Wenn der o. g. Abstimmungsprozeß erfolgreich abgeschlossen wurde und die Überlegungen für Aktivitäten und Projekte Platz gegriffen haben, ist es Zeit für die offizielle Verleihung des Titels SCHULE OHNE RASSISMUS. Mit dem gleichnamigen Schild am Eingang der Schule sollen alle Beteiligten und die Öffentlichkeit daran erinnert und sensibilisiert werden, tagtäglich und überall dem heimlichen und offenen Rassismus engagiert entgegenzutreten. Dazu werden Verhaltensmöglichkeiten entwickelt und stabilisiert, umfangreiche Informationshilfen und Projektideen werden z. Z. zusammengestellt.

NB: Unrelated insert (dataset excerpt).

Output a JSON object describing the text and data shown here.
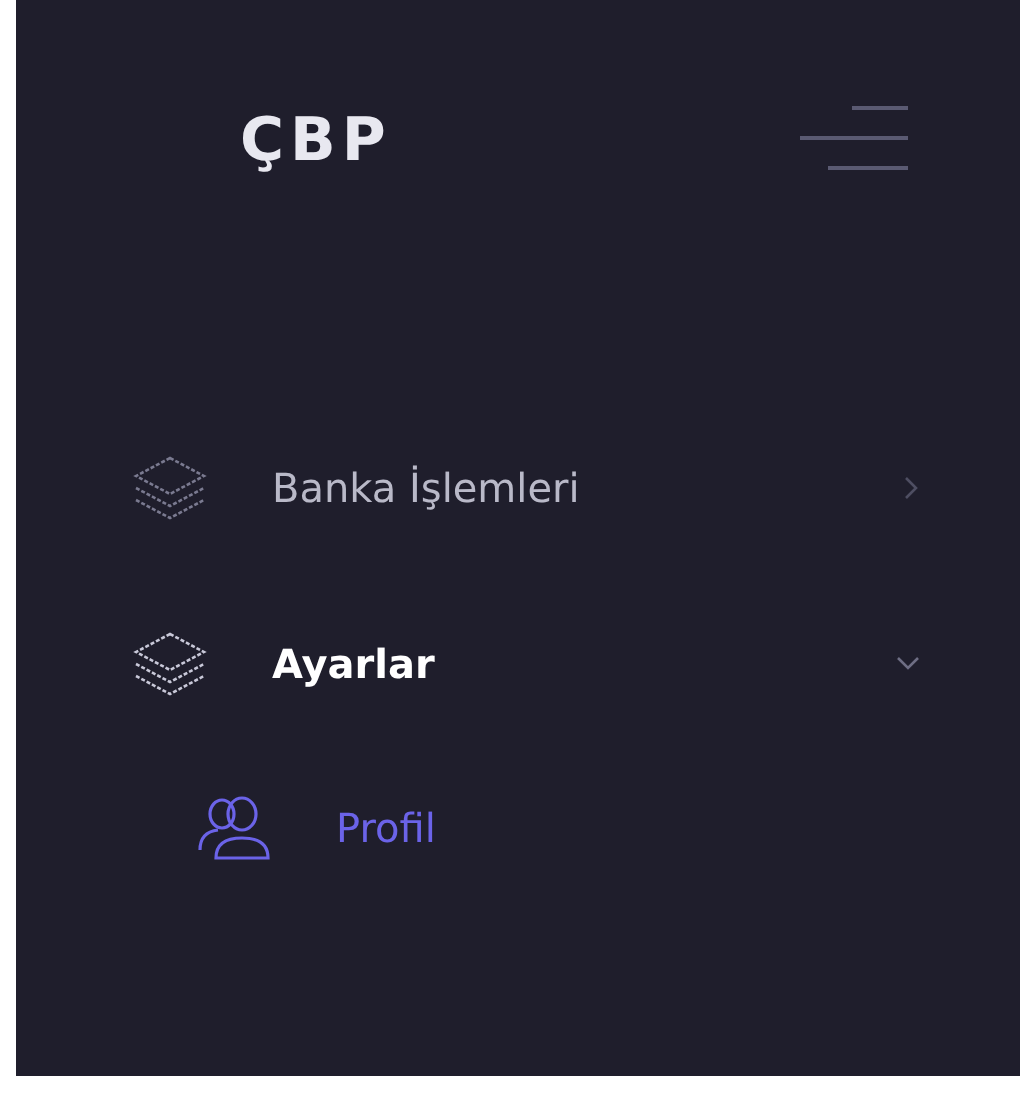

Wichtig: Das Projekt SCHULE OHNE RASSISMUS ist und bleibt eine Jugendinitiative. Alle Erfahrungen haben gezeigt, daß erfolgreiche (Rassismus und Gewalt-) Initiativen auf Reibungsprozesse innerhalb der Szene angewiesen sind und ihre Dynamik aus der Auseinandersetzung (z. B. unter Jugendlichen) gewinnen. Von daher entwickelt dieses Projekt seinen Erfolg aus der Initiative von unten und bezieht zu gegebener Zeit die Profession und Fachlichkeit z.B. von LehrerInnen u. a. mit ein.